As gently as I could– I slid my arms almost to my armpits… into the young calf. She protested and squealed in pain. Tears were spilling out of my eyes. I could feel the boney hips of the lifeless calf.

I choked on the bile in my throat but I managed to get out the word, go!

The calf came out with the sound of releasing suction. I fell backwards on the ground and carried the calf with me. 

Shit and afterbirth. I got sick. 

The road crew walked away. Roosh stood there with an expression on his face that I could draw today with the clarity of a photograph. 

Minutes later, the farmer arrived in his Jeep. He got out and retrieved a rifle from passenger side.

He was furious that I was fucking with his cows. Tresspassing on his property. He said he was calling the cops. 

I didn’t hear much past that. He was shouting at my back. I drove to Roosh’s house to clean up.

I could feel my record deal slipping away. 

With my CD and artwork in hand, I called David. I’m on my way.

“How’d it go?” He asked.

“Just as you said it would.”

“I’m sorry.” Then he hung up.

Walking up to the large glass doors, I could see my reflection. Blood and cow shit. 

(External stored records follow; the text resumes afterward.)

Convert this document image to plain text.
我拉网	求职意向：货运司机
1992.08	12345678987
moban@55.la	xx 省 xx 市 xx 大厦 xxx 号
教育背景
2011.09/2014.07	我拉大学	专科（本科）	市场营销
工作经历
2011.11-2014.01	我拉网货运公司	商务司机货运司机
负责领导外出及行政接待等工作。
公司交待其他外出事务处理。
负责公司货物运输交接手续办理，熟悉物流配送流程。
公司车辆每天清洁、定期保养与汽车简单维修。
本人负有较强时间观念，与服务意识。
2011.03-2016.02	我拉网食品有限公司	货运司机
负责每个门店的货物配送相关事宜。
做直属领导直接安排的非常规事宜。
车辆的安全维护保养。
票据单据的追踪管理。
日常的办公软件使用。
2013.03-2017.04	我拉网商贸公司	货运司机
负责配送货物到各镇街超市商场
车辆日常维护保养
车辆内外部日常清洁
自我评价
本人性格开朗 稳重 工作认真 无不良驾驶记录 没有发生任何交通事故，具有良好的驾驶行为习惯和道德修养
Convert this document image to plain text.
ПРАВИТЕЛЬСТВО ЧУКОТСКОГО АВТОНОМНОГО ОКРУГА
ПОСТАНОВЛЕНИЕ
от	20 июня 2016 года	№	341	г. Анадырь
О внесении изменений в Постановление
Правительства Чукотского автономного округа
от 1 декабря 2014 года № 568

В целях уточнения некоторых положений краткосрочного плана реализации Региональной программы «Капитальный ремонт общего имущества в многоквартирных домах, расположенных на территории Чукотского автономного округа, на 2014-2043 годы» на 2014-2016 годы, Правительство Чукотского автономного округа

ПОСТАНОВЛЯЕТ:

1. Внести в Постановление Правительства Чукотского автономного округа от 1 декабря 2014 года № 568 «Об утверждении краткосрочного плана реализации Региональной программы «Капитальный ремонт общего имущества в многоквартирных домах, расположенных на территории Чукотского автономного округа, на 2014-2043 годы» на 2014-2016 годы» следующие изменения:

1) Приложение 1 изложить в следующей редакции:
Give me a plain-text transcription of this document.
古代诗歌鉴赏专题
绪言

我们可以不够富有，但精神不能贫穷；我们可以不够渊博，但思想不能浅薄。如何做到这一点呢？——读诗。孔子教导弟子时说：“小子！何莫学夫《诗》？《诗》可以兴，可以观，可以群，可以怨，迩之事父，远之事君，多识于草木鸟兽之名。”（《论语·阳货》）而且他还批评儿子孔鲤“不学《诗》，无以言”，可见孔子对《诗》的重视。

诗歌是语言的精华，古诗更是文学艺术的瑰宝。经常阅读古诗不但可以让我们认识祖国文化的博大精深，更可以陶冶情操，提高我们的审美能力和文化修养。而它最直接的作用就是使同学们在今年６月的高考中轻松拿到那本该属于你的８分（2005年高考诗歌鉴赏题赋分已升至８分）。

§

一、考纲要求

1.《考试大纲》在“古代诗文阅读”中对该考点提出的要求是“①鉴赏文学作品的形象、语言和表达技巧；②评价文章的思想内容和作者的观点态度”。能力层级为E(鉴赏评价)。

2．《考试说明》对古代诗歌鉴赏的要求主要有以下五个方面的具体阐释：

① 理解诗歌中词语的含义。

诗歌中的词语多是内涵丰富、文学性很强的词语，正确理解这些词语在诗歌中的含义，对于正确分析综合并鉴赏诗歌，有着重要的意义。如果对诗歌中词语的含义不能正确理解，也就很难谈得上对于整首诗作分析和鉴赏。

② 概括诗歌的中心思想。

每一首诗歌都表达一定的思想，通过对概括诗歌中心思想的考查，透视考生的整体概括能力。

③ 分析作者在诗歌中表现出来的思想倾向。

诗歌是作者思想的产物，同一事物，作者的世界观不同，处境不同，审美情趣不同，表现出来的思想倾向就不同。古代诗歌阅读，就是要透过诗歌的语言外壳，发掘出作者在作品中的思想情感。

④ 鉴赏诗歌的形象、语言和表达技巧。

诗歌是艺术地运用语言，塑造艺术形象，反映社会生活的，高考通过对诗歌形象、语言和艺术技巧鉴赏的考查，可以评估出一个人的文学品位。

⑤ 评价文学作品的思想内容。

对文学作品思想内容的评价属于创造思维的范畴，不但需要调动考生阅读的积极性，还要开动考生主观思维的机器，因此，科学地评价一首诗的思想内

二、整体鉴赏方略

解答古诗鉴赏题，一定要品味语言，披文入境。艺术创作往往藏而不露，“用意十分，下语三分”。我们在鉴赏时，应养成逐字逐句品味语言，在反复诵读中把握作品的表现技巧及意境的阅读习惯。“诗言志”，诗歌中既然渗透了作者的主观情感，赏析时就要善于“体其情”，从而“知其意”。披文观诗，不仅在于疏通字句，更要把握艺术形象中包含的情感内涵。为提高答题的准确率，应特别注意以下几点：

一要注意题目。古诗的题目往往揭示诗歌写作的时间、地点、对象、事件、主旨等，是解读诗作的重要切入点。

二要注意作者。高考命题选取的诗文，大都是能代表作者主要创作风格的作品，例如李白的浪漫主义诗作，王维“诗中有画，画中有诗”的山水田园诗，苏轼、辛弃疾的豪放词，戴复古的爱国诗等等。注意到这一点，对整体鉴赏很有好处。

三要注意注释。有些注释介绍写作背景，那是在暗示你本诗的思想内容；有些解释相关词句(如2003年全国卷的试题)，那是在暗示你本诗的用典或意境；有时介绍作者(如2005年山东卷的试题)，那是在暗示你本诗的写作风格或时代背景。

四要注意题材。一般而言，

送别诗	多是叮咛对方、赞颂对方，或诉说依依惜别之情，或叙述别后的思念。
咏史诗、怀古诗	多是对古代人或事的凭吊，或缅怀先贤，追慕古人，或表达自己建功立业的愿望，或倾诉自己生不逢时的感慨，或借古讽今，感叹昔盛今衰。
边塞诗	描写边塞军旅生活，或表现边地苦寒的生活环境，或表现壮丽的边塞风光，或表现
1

I certainly didn’t look like a rock star.

The young receptionist… well, you can imagine her reaction. The smell alone…

“I’m here to see David.”

She picked up the phone and before she could ask I said, “Chris. Tell him Chris is here.” 

David was at the head of the long conference room table… you know the table…looking as David always did… like a million bucks.

To his left, the big gun LA dude. I don’t remember his name. To his right, his assistant. I don’t remember her name either. 

All of them looking at me… the rockstar covered in blood and shit… well, you can imagine. 

That first impression I was hoping to make… yeah.

I slide my CD to David. He trapped it with his palm and said… 

“Maybe we should reschedule.”

We never rescheduled. I never signed the big record deal.

As it turns out… that’ s just fine. Because 6 months after that meeting, Blue Hat decided to fold the alt side of the label. They fired the big gun LA dude. My record would have been held captive and who knows what would of happened. 

The universe stepped in as it has so many times in my life. 

Maybe a little heavy handed… I’ll give you that. 

But we all make choices and here’s the important part of all of this…

Sometimes what we initially perceive as a catastrophic failure… a loss, actually turns out to be a win. 

Oh, and the book? Crash Landings? Yeah… well, the execs at Time Warner decided that promoting a book called Crash Landings a year after several planes attacked the World Trade Centers was a bad look. 

Russell Simmons vanished and so did my fancy literary agent. But here I am, 20 years down the road and the last stanza of Crash Landings couldn’t be more perfect, couldn’t ring with any more truth. 

So the next time you crash and think yourself stranded 
Look closely because you just may have landed.